Francesca’s writing and research focusses on getting in/under the skin, prepositionally speaking. It plays with form as well as content, is experimental, idiosyncratic and playful in nature, attentive to whimsy and transgression. Refusing the exegesis model, her Doctor of Creative Arts in 2009 took an eisegesis approach to creative research based on ‘loose thinking’ and faulty interpretation. Since then, she has developed her research and writing practice led by ideas of drawing-as-breathing, nonfiction-as-unconvention and/or queer-aesthetic, prepositional thinking, with/ness as cultural exchange, and communitas as method in creative writing.

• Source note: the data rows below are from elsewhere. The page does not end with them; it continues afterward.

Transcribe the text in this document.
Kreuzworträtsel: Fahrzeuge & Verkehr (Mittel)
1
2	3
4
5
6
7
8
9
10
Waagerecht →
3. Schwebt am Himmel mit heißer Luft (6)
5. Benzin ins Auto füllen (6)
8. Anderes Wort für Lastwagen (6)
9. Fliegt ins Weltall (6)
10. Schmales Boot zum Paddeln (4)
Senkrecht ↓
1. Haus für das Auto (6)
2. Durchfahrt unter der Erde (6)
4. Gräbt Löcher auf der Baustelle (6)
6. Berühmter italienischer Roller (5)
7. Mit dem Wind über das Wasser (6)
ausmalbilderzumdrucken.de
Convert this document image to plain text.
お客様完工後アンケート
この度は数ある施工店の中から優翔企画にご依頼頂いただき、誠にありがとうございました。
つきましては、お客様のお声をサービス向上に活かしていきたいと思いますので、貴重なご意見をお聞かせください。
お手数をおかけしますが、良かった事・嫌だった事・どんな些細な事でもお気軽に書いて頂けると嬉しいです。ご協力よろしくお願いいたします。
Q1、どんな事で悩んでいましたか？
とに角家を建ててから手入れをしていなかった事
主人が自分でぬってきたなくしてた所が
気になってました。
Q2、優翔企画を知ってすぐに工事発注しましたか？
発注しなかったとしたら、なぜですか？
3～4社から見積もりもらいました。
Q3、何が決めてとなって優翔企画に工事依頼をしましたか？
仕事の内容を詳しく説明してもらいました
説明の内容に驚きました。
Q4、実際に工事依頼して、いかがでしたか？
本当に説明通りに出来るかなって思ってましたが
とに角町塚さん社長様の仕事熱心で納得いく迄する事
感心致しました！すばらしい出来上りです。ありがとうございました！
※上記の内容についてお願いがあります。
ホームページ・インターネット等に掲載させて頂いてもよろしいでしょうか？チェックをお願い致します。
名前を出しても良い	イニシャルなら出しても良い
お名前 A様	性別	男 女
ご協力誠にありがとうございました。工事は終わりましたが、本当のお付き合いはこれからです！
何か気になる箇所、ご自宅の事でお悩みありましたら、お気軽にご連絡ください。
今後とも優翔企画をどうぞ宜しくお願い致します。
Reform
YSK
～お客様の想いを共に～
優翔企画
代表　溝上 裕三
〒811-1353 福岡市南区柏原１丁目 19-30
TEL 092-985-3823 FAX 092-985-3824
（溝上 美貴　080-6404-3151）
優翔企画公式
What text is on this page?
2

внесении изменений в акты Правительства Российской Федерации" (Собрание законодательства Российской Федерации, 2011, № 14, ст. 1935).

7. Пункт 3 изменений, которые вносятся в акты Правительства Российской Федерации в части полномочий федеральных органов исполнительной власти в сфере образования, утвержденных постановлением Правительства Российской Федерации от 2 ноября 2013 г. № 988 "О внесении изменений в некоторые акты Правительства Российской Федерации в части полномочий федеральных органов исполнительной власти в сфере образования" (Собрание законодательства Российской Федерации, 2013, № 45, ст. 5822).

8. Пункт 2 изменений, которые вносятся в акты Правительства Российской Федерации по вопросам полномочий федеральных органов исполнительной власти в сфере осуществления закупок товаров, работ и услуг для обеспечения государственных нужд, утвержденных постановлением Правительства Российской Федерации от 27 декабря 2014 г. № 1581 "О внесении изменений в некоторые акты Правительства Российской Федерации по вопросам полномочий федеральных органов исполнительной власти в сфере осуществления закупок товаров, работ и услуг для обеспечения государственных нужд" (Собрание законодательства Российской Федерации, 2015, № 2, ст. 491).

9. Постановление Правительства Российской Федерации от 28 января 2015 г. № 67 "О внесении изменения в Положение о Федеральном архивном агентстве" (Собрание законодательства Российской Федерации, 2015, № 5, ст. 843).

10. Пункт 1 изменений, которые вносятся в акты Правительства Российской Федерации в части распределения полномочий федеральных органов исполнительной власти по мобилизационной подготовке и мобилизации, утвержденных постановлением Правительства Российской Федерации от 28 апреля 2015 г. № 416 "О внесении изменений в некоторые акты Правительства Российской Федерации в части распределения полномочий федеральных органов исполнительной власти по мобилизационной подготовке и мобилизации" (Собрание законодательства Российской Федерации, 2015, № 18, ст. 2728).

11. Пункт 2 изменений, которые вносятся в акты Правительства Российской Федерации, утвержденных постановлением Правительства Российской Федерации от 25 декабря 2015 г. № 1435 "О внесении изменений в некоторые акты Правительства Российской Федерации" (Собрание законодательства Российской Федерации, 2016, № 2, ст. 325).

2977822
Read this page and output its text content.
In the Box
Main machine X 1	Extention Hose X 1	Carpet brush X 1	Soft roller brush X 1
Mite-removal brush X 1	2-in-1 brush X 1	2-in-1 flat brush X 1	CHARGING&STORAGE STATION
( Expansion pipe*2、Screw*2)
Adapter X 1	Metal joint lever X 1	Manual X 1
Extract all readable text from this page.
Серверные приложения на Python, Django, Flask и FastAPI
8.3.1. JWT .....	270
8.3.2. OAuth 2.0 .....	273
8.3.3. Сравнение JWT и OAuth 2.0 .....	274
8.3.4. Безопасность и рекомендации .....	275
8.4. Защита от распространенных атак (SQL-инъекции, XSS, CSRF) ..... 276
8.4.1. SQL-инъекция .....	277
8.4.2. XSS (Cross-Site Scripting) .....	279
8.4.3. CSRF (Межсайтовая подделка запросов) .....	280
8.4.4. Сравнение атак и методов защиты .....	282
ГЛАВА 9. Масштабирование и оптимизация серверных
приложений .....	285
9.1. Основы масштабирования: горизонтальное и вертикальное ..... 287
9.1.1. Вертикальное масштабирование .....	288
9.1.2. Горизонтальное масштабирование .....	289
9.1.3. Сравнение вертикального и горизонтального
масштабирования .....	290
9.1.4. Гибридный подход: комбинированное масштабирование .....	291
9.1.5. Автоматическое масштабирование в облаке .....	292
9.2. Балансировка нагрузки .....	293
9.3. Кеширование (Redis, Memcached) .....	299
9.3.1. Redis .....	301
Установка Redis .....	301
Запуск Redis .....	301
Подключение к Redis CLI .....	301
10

With Quinn Eades, Francesca is making a longitudinal ‘we-world’ (Jean Luc-Nancy), a collective, a communitas in a blackout collaborative poetry project of making and remaking called ‘We are making a boat, love’. Francesca is Co-CI on the ARC Discovery: Connecting Asia-Pacific Literary Cultures: Grounds, Encounter and Exchange (2012–2025), which was shortlisted for a CREATIVE AUSTRALIA ASIA PACIFIC ARTS AWARD in 2025. Her seven books include co-editing A-Z of Creative Writing Methods (Bloomsbury) and the forthcoming Creative Writing as Cultural Exchange (Bloomsbury).
Francesca is an Honorary Professor at RMIT University and has been appointed a member of the TEXT International Editorial Advisory Board.
Francesca Rendle-Short acknowledges the people of the Woi wurrung and Boon wurrung language groups of the eastern Kulin Nations on whose unceded lands she lives and works. She acknowledges the Traditional Owners of country throughout Australia and recognise their continuing connection to land, waters and culture. She pays my respects to Elders past and present, as well as to all Aboriginal and Torres Strait Islander people in the wider Melbourne community and beyond.